In his plea agreement, Wentong Cai admitted that from March 2012 to Dec. 2013, he conspired illegally to export sensors from the United States to China without first obtaining the required export license.  At the time, Wentong Cai was a graduate student at Iowa State University studying microbiology and Bo Cai was employed by a technology company in China.  According to the plea agreement, Wentong Cai and Bo Cai embarked on an illegal scheme to smuggle sensors out of the United States to China for one of Bo Cai’s customers despite knowledge that the sensors could not be exported without a license and that the United States did not issue licenses to export the sensors to China.  As part of the scheme, Bo Cai enlisted Wentong Cai to acquire the sensors under the ruse that he planned to use the sensors in his research at Iowa State University.

 

Court filings indicate that the investigation of this case began in Oct. 2013, when an undercover HSI agent responded to Wentong Cai’s overtures.
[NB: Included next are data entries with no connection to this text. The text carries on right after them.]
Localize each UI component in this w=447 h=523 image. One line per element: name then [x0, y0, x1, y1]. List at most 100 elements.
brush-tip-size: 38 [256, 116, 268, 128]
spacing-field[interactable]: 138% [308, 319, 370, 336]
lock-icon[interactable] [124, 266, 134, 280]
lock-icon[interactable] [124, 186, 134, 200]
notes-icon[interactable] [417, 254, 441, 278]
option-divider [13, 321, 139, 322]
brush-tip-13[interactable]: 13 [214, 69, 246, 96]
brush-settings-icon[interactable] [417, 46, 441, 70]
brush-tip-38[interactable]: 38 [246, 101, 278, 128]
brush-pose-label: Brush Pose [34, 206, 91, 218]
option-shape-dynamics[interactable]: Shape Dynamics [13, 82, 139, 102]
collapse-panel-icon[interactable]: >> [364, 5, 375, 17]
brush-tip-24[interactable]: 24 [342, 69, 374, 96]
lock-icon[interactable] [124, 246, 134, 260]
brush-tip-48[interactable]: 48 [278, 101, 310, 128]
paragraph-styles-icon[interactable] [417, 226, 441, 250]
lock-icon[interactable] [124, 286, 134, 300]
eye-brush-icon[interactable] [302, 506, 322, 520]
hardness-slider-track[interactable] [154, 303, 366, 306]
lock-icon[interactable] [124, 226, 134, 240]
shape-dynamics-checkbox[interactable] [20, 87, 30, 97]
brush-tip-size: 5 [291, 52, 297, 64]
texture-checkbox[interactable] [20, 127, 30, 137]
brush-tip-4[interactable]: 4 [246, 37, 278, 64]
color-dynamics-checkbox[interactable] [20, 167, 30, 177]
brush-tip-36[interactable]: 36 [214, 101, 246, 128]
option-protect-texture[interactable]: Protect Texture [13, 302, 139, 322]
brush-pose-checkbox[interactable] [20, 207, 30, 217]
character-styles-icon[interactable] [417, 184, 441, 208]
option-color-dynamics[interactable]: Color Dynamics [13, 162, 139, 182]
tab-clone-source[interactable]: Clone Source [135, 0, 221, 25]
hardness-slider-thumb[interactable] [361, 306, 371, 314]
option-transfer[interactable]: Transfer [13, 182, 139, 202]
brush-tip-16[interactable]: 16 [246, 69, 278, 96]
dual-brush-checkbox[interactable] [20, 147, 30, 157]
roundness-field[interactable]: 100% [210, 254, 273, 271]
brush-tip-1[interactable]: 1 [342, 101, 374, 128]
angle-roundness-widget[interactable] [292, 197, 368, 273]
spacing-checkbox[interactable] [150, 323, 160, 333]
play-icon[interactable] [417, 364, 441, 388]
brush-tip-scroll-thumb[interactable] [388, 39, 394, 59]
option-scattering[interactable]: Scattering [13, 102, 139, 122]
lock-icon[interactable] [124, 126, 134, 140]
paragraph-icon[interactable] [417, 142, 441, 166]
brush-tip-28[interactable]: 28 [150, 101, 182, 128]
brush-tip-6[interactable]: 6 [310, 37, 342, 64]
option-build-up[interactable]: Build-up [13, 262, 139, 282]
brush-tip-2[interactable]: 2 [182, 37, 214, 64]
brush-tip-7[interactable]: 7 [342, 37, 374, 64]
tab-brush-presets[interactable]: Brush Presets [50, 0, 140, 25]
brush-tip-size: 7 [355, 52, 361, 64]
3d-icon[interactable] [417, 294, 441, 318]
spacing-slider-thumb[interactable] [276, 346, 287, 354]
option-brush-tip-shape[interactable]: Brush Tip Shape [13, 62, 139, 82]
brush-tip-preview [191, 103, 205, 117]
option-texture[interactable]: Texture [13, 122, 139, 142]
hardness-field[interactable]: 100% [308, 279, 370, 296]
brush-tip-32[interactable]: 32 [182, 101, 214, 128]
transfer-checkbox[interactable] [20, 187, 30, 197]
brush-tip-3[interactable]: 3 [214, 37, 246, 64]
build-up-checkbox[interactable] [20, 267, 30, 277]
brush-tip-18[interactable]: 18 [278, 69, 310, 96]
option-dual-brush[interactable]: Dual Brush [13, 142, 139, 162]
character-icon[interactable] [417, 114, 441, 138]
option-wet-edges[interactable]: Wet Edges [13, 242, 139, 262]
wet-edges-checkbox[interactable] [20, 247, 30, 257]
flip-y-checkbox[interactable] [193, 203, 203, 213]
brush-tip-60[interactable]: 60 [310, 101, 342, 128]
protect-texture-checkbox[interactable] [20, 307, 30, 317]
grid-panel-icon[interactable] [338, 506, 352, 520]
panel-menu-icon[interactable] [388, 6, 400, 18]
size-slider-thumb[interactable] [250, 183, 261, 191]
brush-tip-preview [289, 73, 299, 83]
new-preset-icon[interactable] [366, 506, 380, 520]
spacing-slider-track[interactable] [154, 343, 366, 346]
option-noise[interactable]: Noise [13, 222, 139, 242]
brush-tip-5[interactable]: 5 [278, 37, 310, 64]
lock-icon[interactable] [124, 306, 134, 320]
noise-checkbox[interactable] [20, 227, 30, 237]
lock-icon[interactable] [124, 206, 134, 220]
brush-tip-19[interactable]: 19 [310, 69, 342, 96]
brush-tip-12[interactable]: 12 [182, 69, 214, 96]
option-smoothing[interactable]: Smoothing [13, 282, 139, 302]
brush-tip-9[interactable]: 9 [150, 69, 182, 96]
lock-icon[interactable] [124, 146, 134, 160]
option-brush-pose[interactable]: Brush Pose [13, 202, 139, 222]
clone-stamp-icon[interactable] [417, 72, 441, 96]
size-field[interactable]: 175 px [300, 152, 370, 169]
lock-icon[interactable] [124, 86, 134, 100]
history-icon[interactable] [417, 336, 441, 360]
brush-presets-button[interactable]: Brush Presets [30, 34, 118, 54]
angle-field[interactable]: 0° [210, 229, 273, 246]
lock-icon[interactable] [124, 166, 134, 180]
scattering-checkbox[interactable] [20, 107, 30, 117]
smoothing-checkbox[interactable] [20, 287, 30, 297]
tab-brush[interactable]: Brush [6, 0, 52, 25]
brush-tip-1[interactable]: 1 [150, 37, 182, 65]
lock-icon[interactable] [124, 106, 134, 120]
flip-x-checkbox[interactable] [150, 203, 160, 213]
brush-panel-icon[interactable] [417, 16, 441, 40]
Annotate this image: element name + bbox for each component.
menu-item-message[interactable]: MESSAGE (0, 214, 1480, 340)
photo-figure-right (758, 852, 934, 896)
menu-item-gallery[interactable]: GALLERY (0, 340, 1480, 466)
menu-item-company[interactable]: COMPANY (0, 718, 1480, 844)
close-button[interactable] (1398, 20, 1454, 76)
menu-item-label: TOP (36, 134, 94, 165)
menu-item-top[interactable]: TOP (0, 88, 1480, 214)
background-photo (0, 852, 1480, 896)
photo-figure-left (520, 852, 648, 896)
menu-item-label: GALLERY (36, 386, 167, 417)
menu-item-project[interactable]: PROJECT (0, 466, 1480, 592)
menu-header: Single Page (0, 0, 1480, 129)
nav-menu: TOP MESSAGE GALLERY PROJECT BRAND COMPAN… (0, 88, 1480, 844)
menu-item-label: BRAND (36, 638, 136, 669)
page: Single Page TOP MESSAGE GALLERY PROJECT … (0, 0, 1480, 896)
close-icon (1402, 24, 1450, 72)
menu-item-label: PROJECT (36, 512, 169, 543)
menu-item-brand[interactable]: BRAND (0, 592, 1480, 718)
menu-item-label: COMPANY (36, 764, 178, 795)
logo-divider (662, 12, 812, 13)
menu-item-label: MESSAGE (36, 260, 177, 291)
After negotiations by telephone and email, Bo Cai and Wentong Cai traveled to New Mexico in Dec. 2013, where they obtained a sensor from undercover HSI agents and developed a plan for smuggling the sensor out of the United States to China.  On Dec. 11, 2013, Bo Cai was arrested at an airport in Los Angeles, Calif., as he was preparing to board a flight to China after the sensor was discovered concealed in a computer speaker in his luggage.  Wentong Cai subsequently was arrested on Jan. 22, 2014, in Ames, Iowa.

 

Wentong Cai is in federal custody and remains detained pending his sentencing hearing, which has yet to be scheduled.  Under the terms of his plea agreement, Wentong Cai will be sentenced to 18 months of imprisonment.  He will be deported to China after he completes his prison sentence.

 

Bo Cai pleaded guilty on July 23, 2014, to all three-counts of the superseding indictment charging him with violating the Arms Export Control Act, smuggling, and conspiracy.  Bo Cai is in federal custody and remains detained pending his sentencing hearing.  He faces a statutory maximum penalty of 20 years in prison on the Arms Export Control Act charge, ten years in prison on the smuggling charge, and five years on the conspiracy charge.  Under the terms of his plea agreement, Bo Cai will be deported after completing his prison sentence.

 

The Albuquerque office of HSI led the investigation of this case with assistance from the U.S. Air Force Office of Special Investigations, the Defense Security Service, HSI in Iowa and Los Angeles, Calif., and the FBI.  Iowa State University cooperated throughout with HSI’s investigation.  Assistant U.S. Attorneys Dean S. Tuckman and Fred J. Federici of the District of New Mexico are prosecuting the case with assistance from Deputy Chief Deborah Curtis and Trial Attorneys David Recker and Brian Fleming of the Justice Department’s National Security Division, Counterespionage Section, the U.S. Attorney’s Office for the Central District of California and the U.S. Attorney’s Office for the Southern District of Iowa.